Posts RSS Comments RSS

Difference between discount rate and funds rate

Yesterday, the US Federal Open Market Committee (FOMC) met and cut both the discount and federal funds rate by half a percent to 5.25 and 4.75% respectively. The streets rejoiced. Hallelujah! But if you ask any person on said streets, can they explain what exactly are these two rates? What’s the difference?

Let me take a stab at it through layman’s terms:

The discount rate is the interest rate charged to banks who borrow from the Federal Reserve Bank.

I then cheated and looked at what Investopedia had to say:

This type of borrowing from the Fed is fairly limited. Institutions will often seek other means of meeting short-term liquidity needs. The Federal funds discount rate is one of two interest rates the Fed sets, the other being the overnight lending rate, or the Fed funds rate.
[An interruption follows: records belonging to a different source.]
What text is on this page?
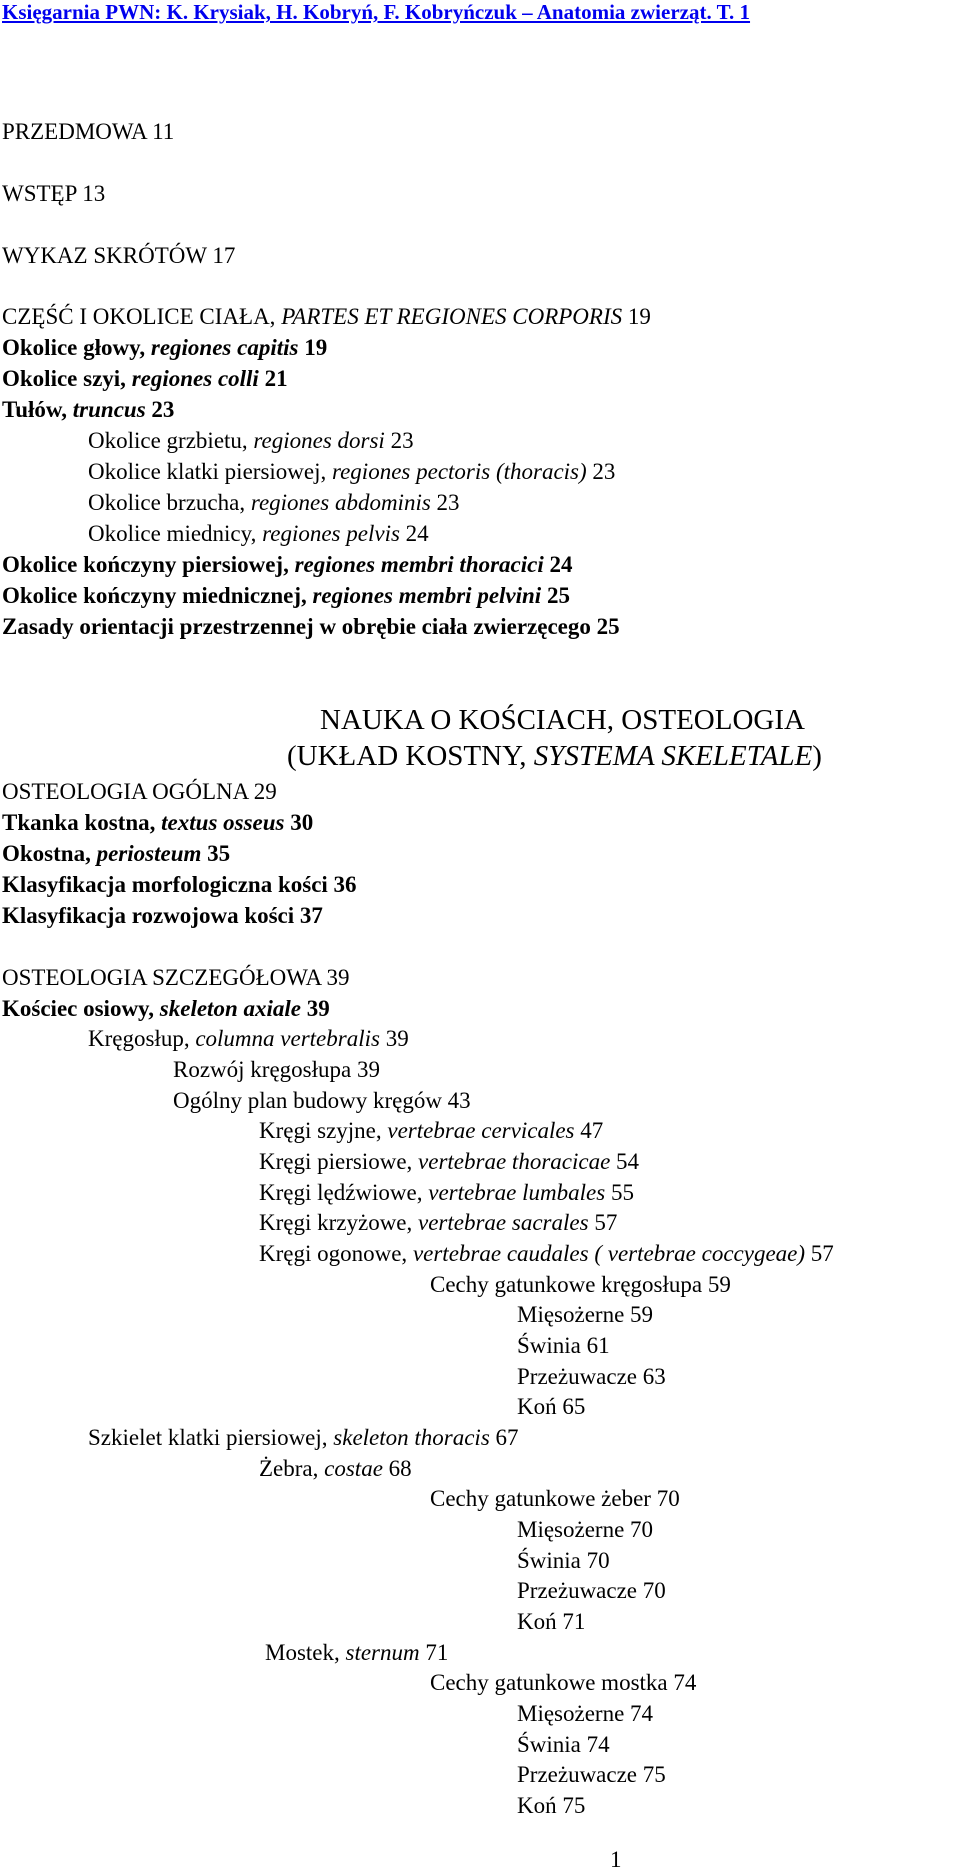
Księgarnia PWN: K. Krysiak, H. Kobryń, F. Kobryńczuk – Anatomia zwierząt. T. 1
PRZEDMOWA 11
WSTĘP 13
WYKAZ SKRÓTÓW 17
CZĘŚĆ I OKOLICE CIAŁA, PARTES ET REGIONES CORPORIS 19
Okolice głowy, regiones capitis 19
Okolice szyi, regiones colli 21
Tułów, truncus 23
Okolice grzbietu, regiones dorsi 23
Okolice klatki piersiowej, regiones pectoris (thoracis) 23
Okolice brzucha, regiones abdominis 23
Okolice miednicy, regiones pelvis 24
Okolice kończyny piersiowej, regiones membri thoracici 24
Okolice kończyny miednicznej, regiones membri pelvini 25
Zasady orientacji przestrzennej w obrębie ciała zwierzęcego 25
OSTEOLOGIA OGÓLNA 29
Tkanka kostna, textus osseus 30
Okostna, periosteum 35
Klasyfikacja morfologiczna kości 36
Klasyfikacja rozwojowa kości 37
OSTEOLOGIA SZCZEGÓŁOWA 39
Kościec osiowy, skeleton axiale 39
Kręgosłup, columna vertebralis 39
Rozwój kręgosłupa 39
Ogólny plan budowy kręgów 43
Kręgi szyjne, vertebrae cervicales 47
Kręgi piersiowe, vertebrae thoracicae 54
Kręgi lędźwiowe, vertebrae lumbales 55
Kręgi krzyżowe, vertebrae sacrales 57
Kręgi ogonowe, vertebrae caudales ( vertebrae coccygeae) 57
Cechy gatunkowe kręgosłupa 59
Mięsożerne 59
Świnia 61
Przeżuwacze 63
Koń 65
Szkielet klatki piersiowej, skeleton thoracis 67
Żebra, costae 68
Cechy gatunkowe żeber 70
Mięsożerne 70
Świnia 70
Przeżuwacze 70
Koń 71
Mostek, sternum 71
Cechy gatunkowe mostka 74
Mięsożerne 74
Świnia 74
Przeżuwacze 75
Koń 75
NAUKA O KOŚCIACH, OSTEOLOGIA
(UKŁAD KOSTNY, SYSTEMA SKELETALE)
1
Onto the federal funds rate. Again from Investopedia:

The interest rate at which a depository institution lends immediately available funds (balances at the Federal Reserve) to another depository institution overnight.

Okay, ungeek the speak. By law, depository institutions (lets say banks because it’s easier to type) need to keep a percentage of funds in reserve. If they don’t have enough funds, they borrow from other banks with excesses to meet this overnight requirement at a certain interest rate. This is the federal funds rate.

When the Fed cuts rates, the markets generally cheer as the cuts eventually trickle down to us common folk to encourage spending and economic growth. I’m sure the next few days will be filled with opinions on whether the Fed did the right thing for the long term.  I hope you enjoyed this explanation as it relates to stock market for beginners!